A partir de ces quelques lignes énoncées de manière claire, sèche, précise, tel un procureur décrivant une scène de crime, nous plongeons dans l’horreur : deux enfants assassinés à leur domicile sont découverts par leur mère rentrée plus tôt que prévu de son travail. Ce n’est pas dévoiler l’essentiel du roman que d’en résumer ainsi le début car l’important réside ailleurs.

L’important est d’abord dans l’écriture de Leïla Slimani. J’ai aimé ce style juste parsemé de quelques petites touches poétiques, direct, concis et d’autant plus percutant. L’important est aussi dans l’utilisation du présent qui nous plonge totalement au cœur de l’action. Il l’est encore dans le choix des personnages simples, presque banals. Un couple, Myriam et Paul, vit heureux avec ses deux enfants. Mais Myriam ressent le besoin de reprendre le travail qu’elle avait abandonné à la naissance du premier. Ils trouvent une nounou, exceptionnelle, qui devient même très vite indispensable… oui, mais…

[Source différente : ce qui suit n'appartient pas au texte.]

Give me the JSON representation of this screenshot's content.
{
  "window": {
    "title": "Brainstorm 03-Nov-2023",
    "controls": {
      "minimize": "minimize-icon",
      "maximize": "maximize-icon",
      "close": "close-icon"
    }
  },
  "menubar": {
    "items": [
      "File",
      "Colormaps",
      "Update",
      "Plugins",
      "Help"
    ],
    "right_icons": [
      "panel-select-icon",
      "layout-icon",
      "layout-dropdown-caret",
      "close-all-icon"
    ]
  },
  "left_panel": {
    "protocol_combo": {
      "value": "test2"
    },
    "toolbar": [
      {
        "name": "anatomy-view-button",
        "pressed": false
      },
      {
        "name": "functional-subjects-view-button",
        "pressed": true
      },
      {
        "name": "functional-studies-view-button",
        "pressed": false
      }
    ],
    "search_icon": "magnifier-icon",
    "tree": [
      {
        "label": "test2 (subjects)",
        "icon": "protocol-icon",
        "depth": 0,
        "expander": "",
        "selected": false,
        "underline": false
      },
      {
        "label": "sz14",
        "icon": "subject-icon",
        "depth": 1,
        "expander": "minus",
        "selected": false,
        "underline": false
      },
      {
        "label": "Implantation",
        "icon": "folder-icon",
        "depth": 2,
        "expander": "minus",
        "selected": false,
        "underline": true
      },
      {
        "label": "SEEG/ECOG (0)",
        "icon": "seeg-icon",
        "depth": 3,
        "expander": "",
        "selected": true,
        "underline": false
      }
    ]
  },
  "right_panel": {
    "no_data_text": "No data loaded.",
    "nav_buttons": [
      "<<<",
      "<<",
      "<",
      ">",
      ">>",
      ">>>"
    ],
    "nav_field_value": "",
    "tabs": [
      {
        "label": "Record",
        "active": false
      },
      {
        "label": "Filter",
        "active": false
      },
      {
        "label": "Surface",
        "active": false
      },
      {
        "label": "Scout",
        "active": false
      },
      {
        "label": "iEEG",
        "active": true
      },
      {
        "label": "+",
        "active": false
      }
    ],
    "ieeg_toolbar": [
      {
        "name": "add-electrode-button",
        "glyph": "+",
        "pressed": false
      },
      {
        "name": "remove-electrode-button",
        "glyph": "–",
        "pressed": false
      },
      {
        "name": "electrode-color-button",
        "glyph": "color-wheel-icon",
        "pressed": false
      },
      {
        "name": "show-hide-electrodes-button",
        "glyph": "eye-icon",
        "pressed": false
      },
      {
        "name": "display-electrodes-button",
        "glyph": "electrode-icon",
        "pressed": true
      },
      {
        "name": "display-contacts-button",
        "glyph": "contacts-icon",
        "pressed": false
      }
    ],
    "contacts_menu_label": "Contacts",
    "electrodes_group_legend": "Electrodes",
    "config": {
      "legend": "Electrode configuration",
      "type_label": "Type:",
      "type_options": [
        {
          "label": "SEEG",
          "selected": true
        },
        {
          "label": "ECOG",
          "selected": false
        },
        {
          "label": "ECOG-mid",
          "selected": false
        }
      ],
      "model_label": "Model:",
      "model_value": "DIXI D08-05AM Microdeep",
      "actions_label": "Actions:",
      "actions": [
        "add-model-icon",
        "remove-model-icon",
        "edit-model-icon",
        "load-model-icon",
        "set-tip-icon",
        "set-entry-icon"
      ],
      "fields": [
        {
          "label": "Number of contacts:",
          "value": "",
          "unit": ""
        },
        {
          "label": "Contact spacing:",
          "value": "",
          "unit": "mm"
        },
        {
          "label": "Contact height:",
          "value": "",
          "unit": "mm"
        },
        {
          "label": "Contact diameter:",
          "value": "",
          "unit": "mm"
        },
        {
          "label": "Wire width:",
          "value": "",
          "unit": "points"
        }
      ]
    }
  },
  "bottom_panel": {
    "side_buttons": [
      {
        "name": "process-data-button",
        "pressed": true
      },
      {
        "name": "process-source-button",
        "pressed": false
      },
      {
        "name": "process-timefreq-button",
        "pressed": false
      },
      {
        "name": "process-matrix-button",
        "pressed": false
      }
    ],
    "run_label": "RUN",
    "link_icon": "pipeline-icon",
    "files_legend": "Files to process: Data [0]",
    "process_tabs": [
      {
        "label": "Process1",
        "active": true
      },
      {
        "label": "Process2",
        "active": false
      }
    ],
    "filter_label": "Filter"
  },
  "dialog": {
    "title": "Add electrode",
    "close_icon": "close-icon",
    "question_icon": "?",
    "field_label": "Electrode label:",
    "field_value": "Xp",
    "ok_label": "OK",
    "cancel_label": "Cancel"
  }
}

… Très rapidement l’ambiance se révèle pesante.

Louise, la nounou, est étonnante, parfaite mais parfois bizarre, irréprochable et pourtant singulière, douce et soudain violente. Petit à petit l’angoisse se fait sentir, les questions affleurent, le doute s’installe. La nounou est-elle vraiment ce qu’elle paraît ? L’auteur décrit à merveille la vie du jeune coulpe, englué dans le quotidien, la pression liée au travail, le souci du lendemain. Elle nous dresse d’aussi belle manière le portrait de la fameuse nounou tout à coup dérangeante. J’ai beaucoup aimé ce qu’elle nous dit à travers eux.  Car elle nous parle de la vie, de la nôtre, de nos rapports avec les autres, des différences d’éducation et de culture et de ce qu’elles entraînent, du pouvoir de l’argent. Elle parle de la difficulté que nous avons parfois à prendre la mesure de ce qui nous entoure, la difficulté à accepter de comprendre ce qui risque de nous déranger. J’ai aimé aussi cet montée en puissance du suspens, cette impression d’être happée dans un tourbillon de folie. Leïla Slimani distille les indices à petite dose, nous prend discrètement à témoin, nous donne envie de dire « attention, regardez ce qui se trame », Elle nous empêche tout à coup de respirer. C’est beau, c’est fort, c’est à la fois insoutenable et addictif. C’est un véritable coup de poing dans le cœur.

« Chanson douce », un magnifique roman. Et aujourd’hui, après le Prix Goncourt elle vient d’obtenir le Grand Prix des Lectrices de Elle.